A: “Well, I start with a mix of Fish Ice Cream and flour for the crust, then I put my feet... oh, wait, I’m not supposed to tell anyone this. It’s only so expensive because nobody will ever know how to make it.”

Q: Why Dung Pizza?

A: “Someone told me it would be a good idea a while ago... can’t remember who, but I wish I did so I could tell him it wasn’t. I’ve only kept it stocked for so long for Alton, who you saw earlier. I don’t get why he likes that stuff... I can’t even stand to smell it.”
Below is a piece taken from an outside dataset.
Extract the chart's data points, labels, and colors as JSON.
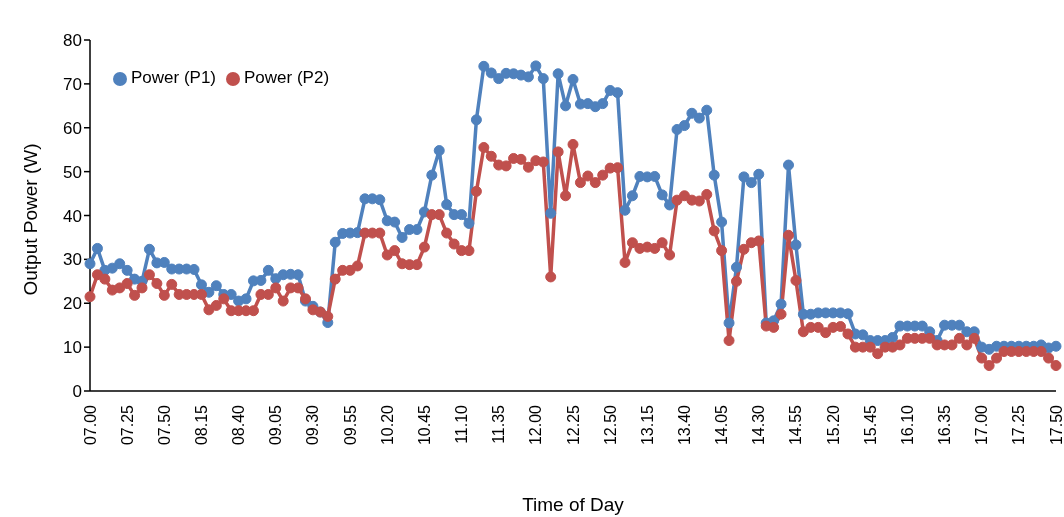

Thanks to the shopkeeper at Pizzaroo for the interview, but now, it’s finally time for my verdict. Out of a score of 10, Pizzaroo deserves a solid 8. Why do I think this? Well, they really do have a lot of different kinds of pizza and they’re never afraid to invent a new one. Their Pizza Blocks are extremely innovative; I’m sure there’s great success for them if they continue along that line. Most importantly, though, Pizzaroo gets an 8 because most of their pizzas are absolutely delicious and leave you feeling full. If you’re not looking for that, go to Kelp, not here. Overall, Pizzaroo is a great place to eat as long as you use your common sense.

And now, Neopia, from myself and everyone here at the Neopian Food Review (...okay, it’s only me), I bid you happy eating. Look for the next review coming soon!